Makers of adulterated wine ask customers to check their bottles

Makers of adulterated wine ask customers to check their bottles
Photo from Antwerp prosecutor's office

The Dutch makers of the wine branded Black & Bianco have called on anyone who bought the wine to check the bottle to see if it has been tampered with.

Earlier in the week it was announced that a Belgian woman from Puurs in Antwerp province had died after drinking a small amount of the wine. At autopsy it was found that the wine had been adulterated with large doses of MDMA or ecstasy and a similar illicit drug MDA.

The bottle she drank from did not have the brand’s trademark black cork covered with a black foil bearing the company’s name and logo.

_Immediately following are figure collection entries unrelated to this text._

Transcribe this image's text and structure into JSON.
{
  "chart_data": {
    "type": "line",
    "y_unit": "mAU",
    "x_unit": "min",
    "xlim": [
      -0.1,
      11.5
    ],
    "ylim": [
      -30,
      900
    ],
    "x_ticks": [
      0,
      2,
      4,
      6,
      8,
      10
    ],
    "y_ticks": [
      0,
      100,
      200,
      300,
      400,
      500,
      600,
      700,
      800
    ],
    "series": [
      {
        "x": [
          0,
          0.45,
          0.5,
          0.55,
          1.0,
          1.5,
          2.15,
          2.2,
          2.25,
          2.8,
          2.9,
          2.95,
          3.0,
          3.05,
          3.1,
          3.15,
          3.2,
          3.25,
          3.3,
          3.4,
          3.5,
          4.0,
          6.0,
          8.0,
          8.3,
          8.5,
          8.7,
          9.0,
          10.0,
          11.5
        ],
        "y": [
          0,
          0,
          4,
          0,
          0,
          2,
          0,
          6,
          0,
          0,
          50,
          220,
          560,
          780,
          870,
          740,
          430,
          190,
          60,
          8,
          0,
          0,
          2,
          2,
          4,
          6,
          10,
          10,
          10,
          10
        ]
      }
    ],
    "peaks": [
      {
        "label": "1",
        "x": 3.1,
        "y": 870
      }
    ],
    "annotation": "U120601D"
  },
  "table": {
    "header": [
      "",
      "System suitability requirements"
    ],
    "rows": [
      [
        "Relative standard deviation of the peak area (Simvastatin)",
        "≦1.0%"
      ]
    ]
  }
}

Police hypothesised the bottle was one of several adulterated as a method of smuggling the rugs into Belgium illicitly.

However no new cases have come to light, despite the fact that the victim died in December, and the news this week was widely covered.

In addition, it is not clear how the bottle could have escaped the hands of the smugglers themselves, and finished with a legitimate client in Belgium.

The wine – Black & Bianco RED Merlot Cabernet Sauvignon is not sold in Belgium other than online, although it is on open sale in the Netherlands.

Meanwhile a number of the webshops that had previously carried the wine in question have withdrawn it from sale, while the brand owner said “the wine is absolutely still drinkable” – so long as the cork has not been tampered with.

The telephone here doesn’t stop ringing. Many of our clients are naturally asking questions. They want to know what’s going on, and if there are possibly other bottles that are not right, said owner Coen Scholders.

I can understand their concern, but our wine can absolutely still be drunk. There is for the time being no indication that more of our bottles have been tampered with and are still in circulation.”

Meanwhile it has been revealed that the woman who died was an employee of Finshop, a shop operated by the federal finance ministry which sells off goods seized by customs officers to the general public. Three years ago some customers had to be rushed to hospital after a bottle of wine on sale in one of the shops turned out to contain MDMA in methanol – a dangerous form of alcohol that can cause blindness and death.

Since then, however, Finshop stores no longer sell wine to members of the public, the ministry said.

Ministry spokesperson Francis Adyns said it was “unlikely” the woman had come across the wine in the shop and taken it home. The Antwerp prosecutor’s office said it had no information to suggest that might have happened, but that all avenues of investigation are being looked at.